In addition to the answer by Spehro:
but the solder kept melting in balls like the one on the first tip of the image.
That's a cold solder joint. If you look closer at it, you can see that the solder doesn't cover the whole pad as it should. It rather just sits on top of the pad. This happens when both metal areas aren't heated sufficiently at the same time (hence "cold"), or when one or both areas is polluted. Could be remains of oxidation or the old joint etc. You should have started by removing the old joint with a thin wick braid. Then ideally clean with isopropanol or similar and add flux.

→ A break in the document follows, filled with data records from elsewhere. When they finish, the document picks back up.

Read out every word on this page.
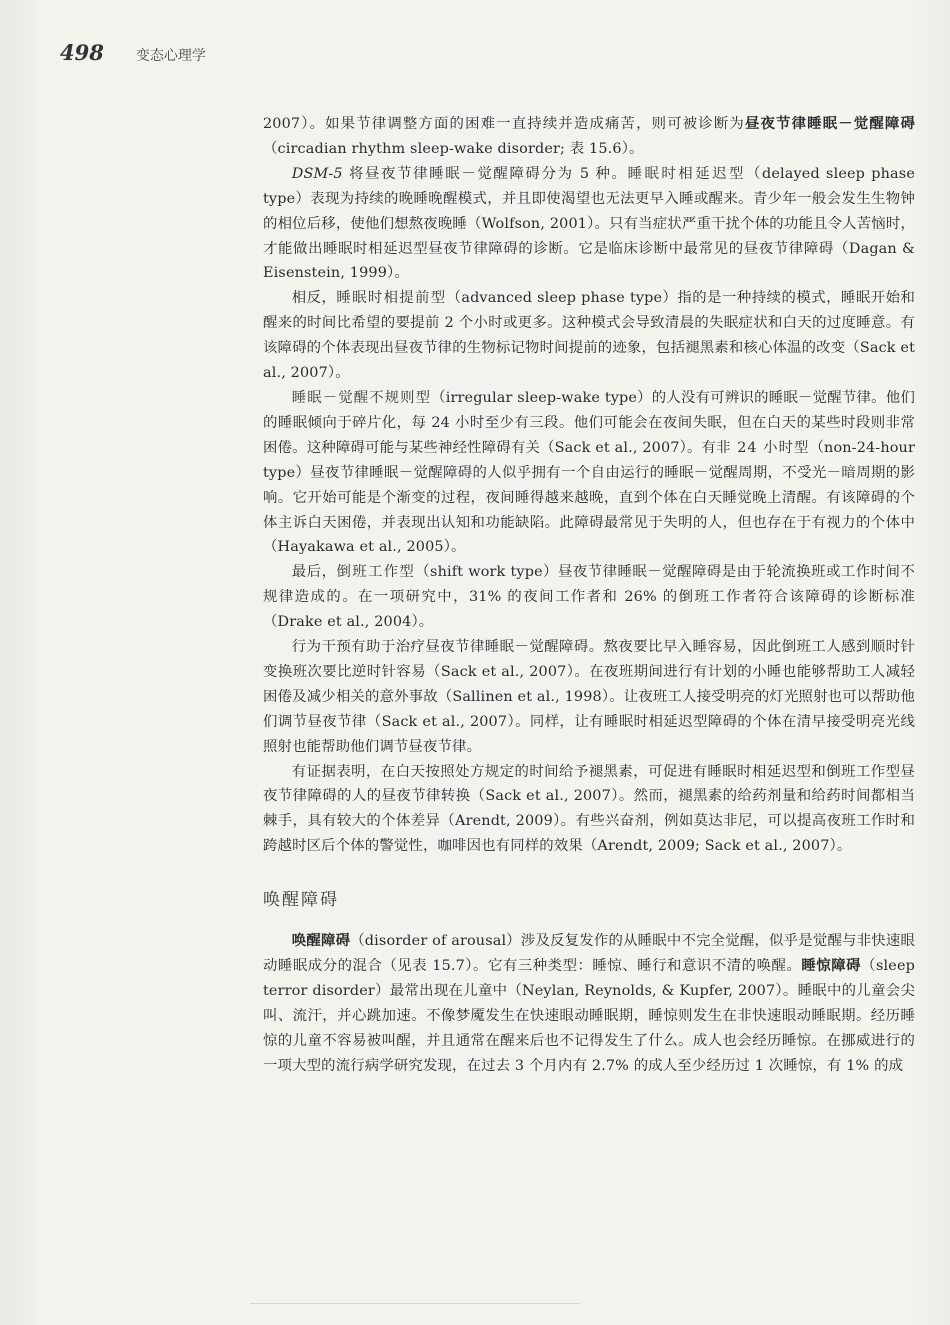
498 变态心理学

2007）。如果节律调整方面的困难一直持续并造成痛苦，则可被诊断为昼夜节律睡眠－觉醒障碍（circadian rhythm sleep-wake disorder; 表 15.6）。

DSM-5 将昼夜节律睡眠－觉醒障碍分为 5 种。睡眠时相延迟型（delayed sleep phase type）表现为持续的晚睡晚醒模式，并且即使渴望也无法更早入睡或醒来。青少年一般会发生生物钟的相位后移，使他们想熬夜晚睡（Wolfson, 2001）。只有当症状严重干扰个体的功能且令人苦恼时，才能做出睡眠时相延迟型昼夜节律障碍的诊断。它是临床诊断中最常见的昼夜节律障碍（Dagan & Eisenstein, 1999）。

相反，睡眠时相提前型（advanced sleep phase type）指的是一种持续的模式，睡眠开始和醒来的时间比希望的要提前 2 个小时或更多。这种模式会导致清晨的失眠症状和白天的过度睡意。有该障碍的个体表现出昼夜节律的生物标记物时间提前的迹象，包括褪黑素和核心体温的改变（Sack et al., 2007）。

睡眠－觉醒不规则型（irregular sleep-wake type）的人没有可辨识的睡眠－觉醒节律。他们的睡眠倾向于碎片化，每 24 小时至少有三段。他们可能会在夜间失眠，但在白天的某些时段则非常困倦。这种障碍可能与某些神经性障碍有关（Sack et al., 2007）。有非 24 小时型（non-24-hour type）昼夜节律睡眠－觉醒障碍的人似乎拥有一个自由运行的睡眠－觉醒周期，不受光－暗周期的影响。它开始可能是个渐变的过程，夜间睡得越来越晚，直到个体在白天睡觉晚上清醒。有该障碍的个体主诉白天困倦，并表现出认知和功能缺陷。此障碍最常见于失明的人，但也存在于有视力的个体中（Hayakawa et al., 2005）。

最后，倒班工作型（shift work type）昼夜节律睡眠－觉醒障碍是由于轮流换班或工作时间不规律造成的。在一项研究中，31% 的夜间工作者和 26% 的倒班工作者符合该障碍的诊断标准（Drake et al., 2004）。

行为干预有助于治疗昼夜节律睡眠－觉醒障碍。熬夜要比早入睡容易，因此倒班工人感到顺时针变换班次要比逆时针容易（Sack et al., 2007）。在夜班期间进行有计划的小睡也能够帮助工人减轻困倦及减少相关的意外事故（Sallinen et al., 1998）。让夜班工人接受明亮的灯光照射也可以帮助他们调节昼夜节律（Sack et al., 2007）。同样，让有睡眠时相延迟型障碍的个体在清早接受明亮光线照射也能帮助他们调节昼夜节律。

有证据表明，在白天按照处方规定的时间给予褪黑素，可促进有睡眠时相延迟型和倒班工作型昼夜节律障碍的人的昼夜节律转换（Sack et al., 2007）。然而，褪黑素的给药剂量和给药时间都相当棘手，具有较大的个体差异（Arendt, 2009）。有些兴奋剂，例如莫达非尼，可以提高夜班工作时和跨越时区后个体的警觉性，咖啡因也有同样的效果（Arendt, 2009; Sack et al., 2007）。

唤醒障碍

唤醒障碍（disorder of arousal）涉及反复发作的从睡眠中不完全觉醒，似乎是觉醒与非快速眼动睡眠成分的混合（见表 15.7）。它有三种类型：睡惊、睡行和意识不清的唤醒。睡惊障碍（sleep terror disorder）最常出现在儿童中（Neylan, Reynolds, & Kupfer, 2007）。睡眠中的儿童会尖叫、流汗，并心跳加速。不像梦魇发生在快速眼动睡眠期，睡惊则发生在非快速眼动睡眠期。经历睡惊的儿童不容易被叫醒，并且通常在醒来后也不记得发生了什么。成人也会经历睡惊。在挪威进行的一项大型的流行病学研究发现，在过去 3 个月内有 2.7% 的成人至少经历过 1 次睡惊，有 1% 的成
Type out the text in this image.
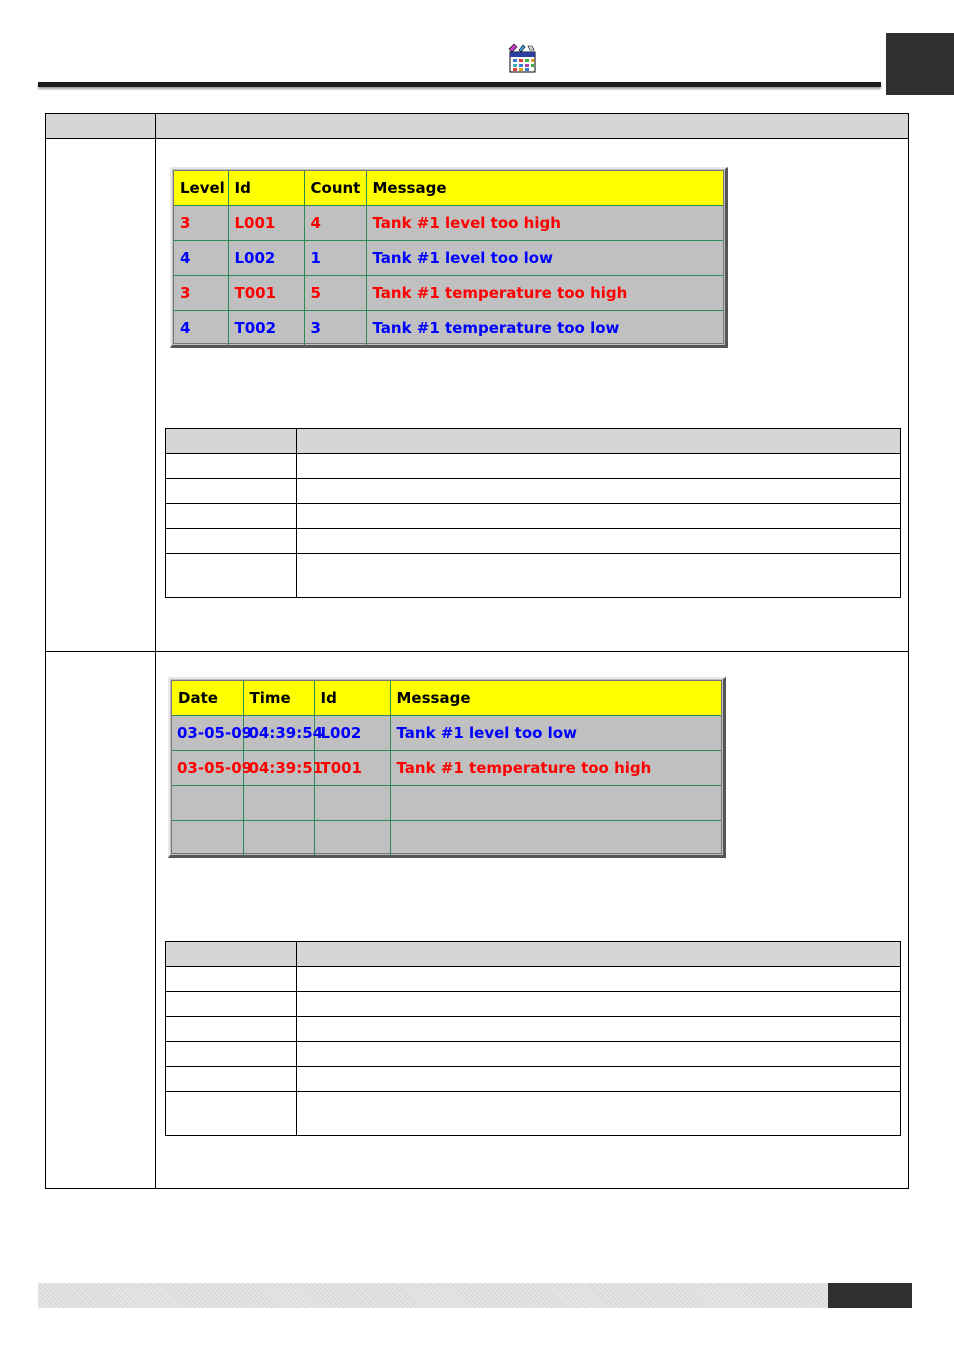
Level	Id	Count	Message
3	L001	4	Tank #1 level too high
4	L002	1	Tank #1 level too low
3	T001	5	Tank #1 temperature too high
4	T002	3	Tank #1 temperature too low

Date	Time	Id	Message
03-05-09	04:39:54	L002	Tank #1 level too low
03-05-09	04:39:51	T001	Tank #1 temperature too high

Even if you clean up the old joint OK, you still have to carefully place the iron tip so that it touches both the pad and the pin at once. Hold for a few seconds, then add solder by having it touch the pad - you shouldn't need to have it touch the solder iron to wet, if the surface is hot enough. The classic newbie mistake is just to melt the solder by feeding it directly against the iron tip. Then all flux will vapour quickly and the metal surfaces aren't necessarily hot enough, meaning that you end up with a messy blob.

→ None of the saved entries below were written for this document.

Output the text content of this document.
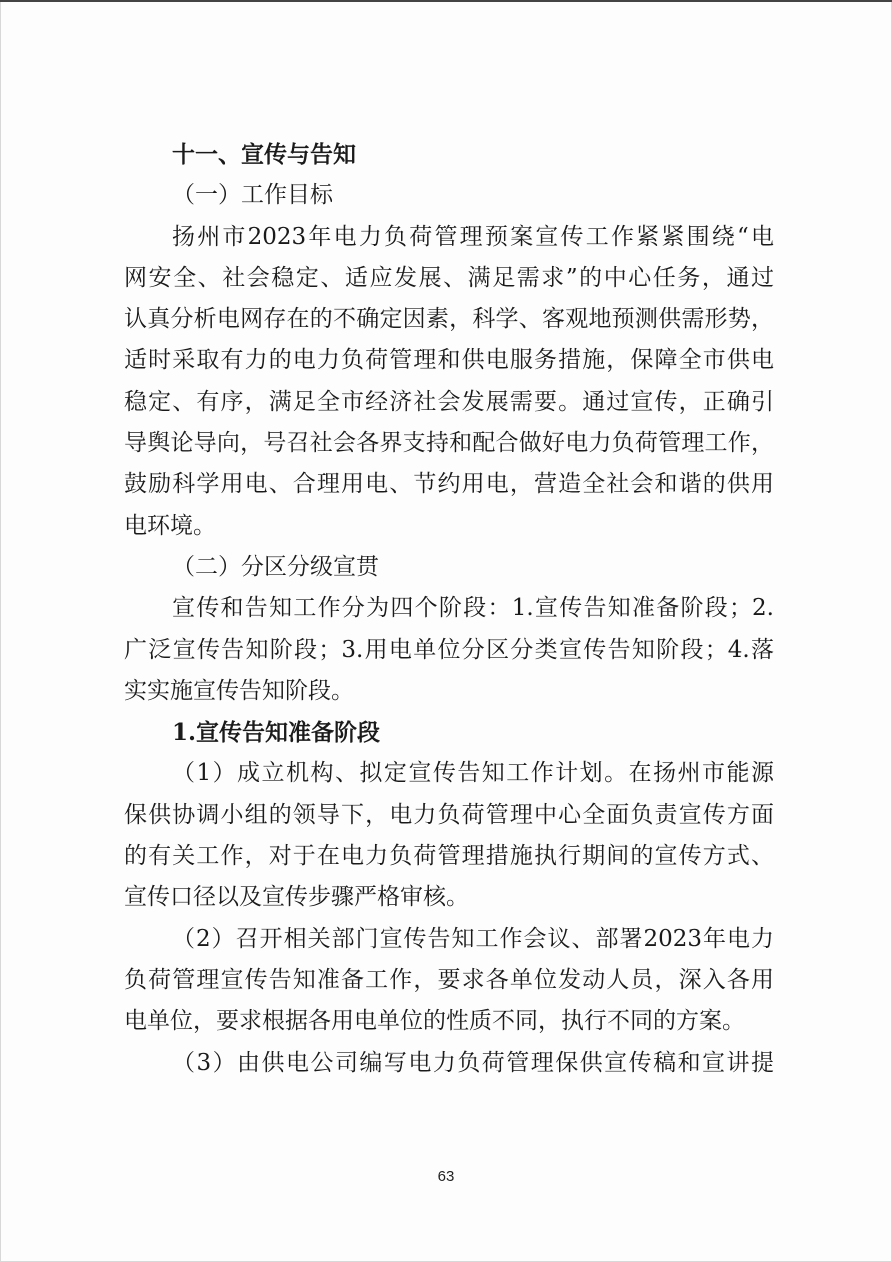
十一、宣传与告知

（一）工作目标

扬州市2023年电力负荷管理预案宣传工作紧紧围绕“电

网安全、社会稳定、适应发展、满足需求”的中心任务，通过

认真分析电网存在的不确定因素，科学、客观地预测供需形势，

适时采取有力的电力负荷管理和供电服务措施，保障全市供电

稳定、有序，满足全市经济社会发展需要。通过宣传，正确引

导舆论导向，号召社会各界支持和配合做好电力负荷管理工作，

鼓励科学用电、合理用电、节约用电，营造全社会和谐的供用

电环境。

（二）分区分级宣贯

宣传和告知工作分为四个阶段：1.宣传告知准备阶段；2.

广泛宣传告知阶段；3.用电单位分区分类宣传告知阶段；4.落

实实施宣传告知阶段。

1.宣传告知准备阶段

（1）成立机构、拟定宣传告知工作计划。在扬州市能源

保供协调小组的领导下，电力负荷管理中心全面负责宣传方面

的有关工作，对于在电力负荷管理措施执行期间的宣传方式、

宣传口径以及宣传步骤严格审核。

（2）召开相关部门宣传告知工作会议、部署2023年电力

负荷管理宣传告知准备工作，要求各单位发动人员，深入各用

电单位，要求根据各用电单位的性质不同，执行不同的方案。

（3）由供电公司编写电力负荷管理保供宣传稿和宣讲提

63
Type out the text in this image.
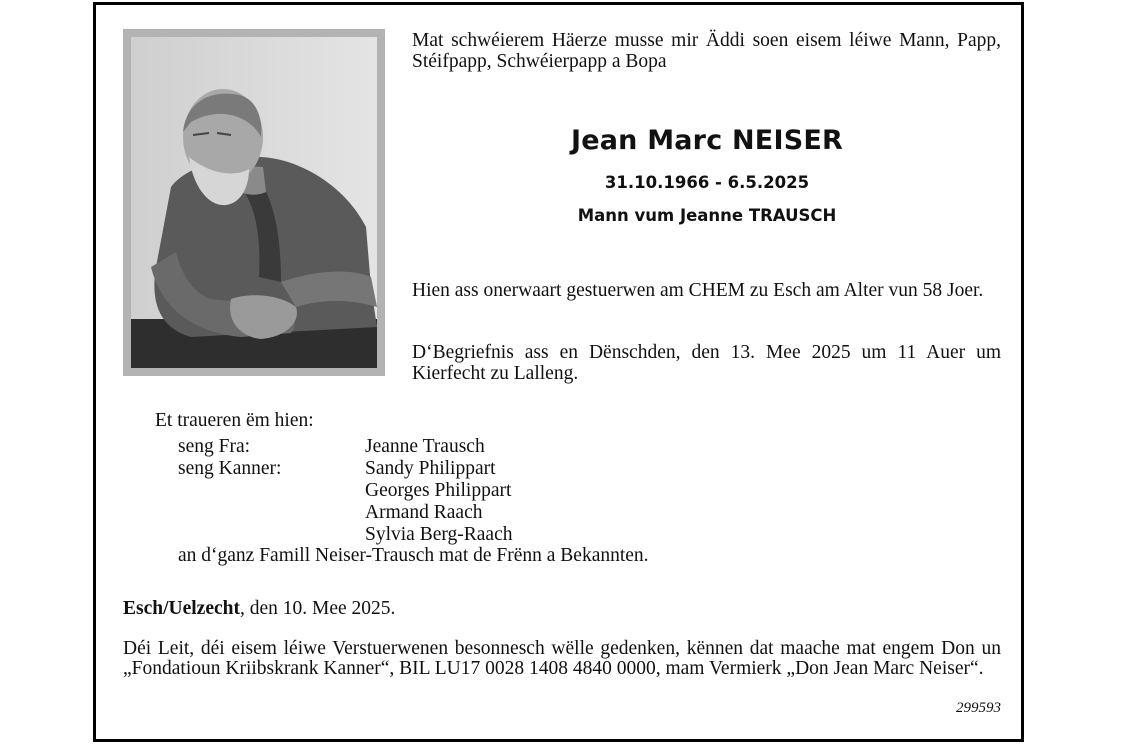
Mat schwéierem Häerze musse mir Äddi soen eisem léiwe Mann, Papp, Stéifpapp, Schwéierpapp a Bopa
Jean Marc NEISER
31.10.1966 - 6.5.2025
Mann vum Jeanne TRAUSCH
Hien ass onerwaart gestuerwen am CHEM zu Esch am Alter vun 58 Joer.
D‘Begriefnis ass en Dënschden, den 13. Mee 2025 um 11 Auer um Kierfecht zu Lalleng.
Et traueren ëm hien:
seng Fra:	Jeanne Trausch
seng Kanner:	Sandy Philippart
Georges Philippart
Armand Raach
Sylvia Berg-Raach
an d‘ganz Famill Neiser-Trausch mat de Frënn a Bekannten.
Esch/Uelzecht, den 10. Mee 2025.
Déi Leit, déi eisem léiwe Verstuerwenen besonnesch wëlle gedenken, kënnen dat maache mat engem Don un „Fondatioun Kriibskrank Kanner“, BIL LU17 0028 1408 4840 0000, mam Vermierk „Don Jean Marc Neiser“.
299593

You could salvage this joint if you flux, then press the the tip of the iron through the existing solder, again so that it heats both the pad and the pin at once. The solder should wet to cover both metal surfaces and look like a cone with concave sides, glistening like silver if you use leaded solder, otherwise matte if you use RoHS solder (harder to work with).
If you don't have a flux pen or similar external flux, then remove the joint completely and start over.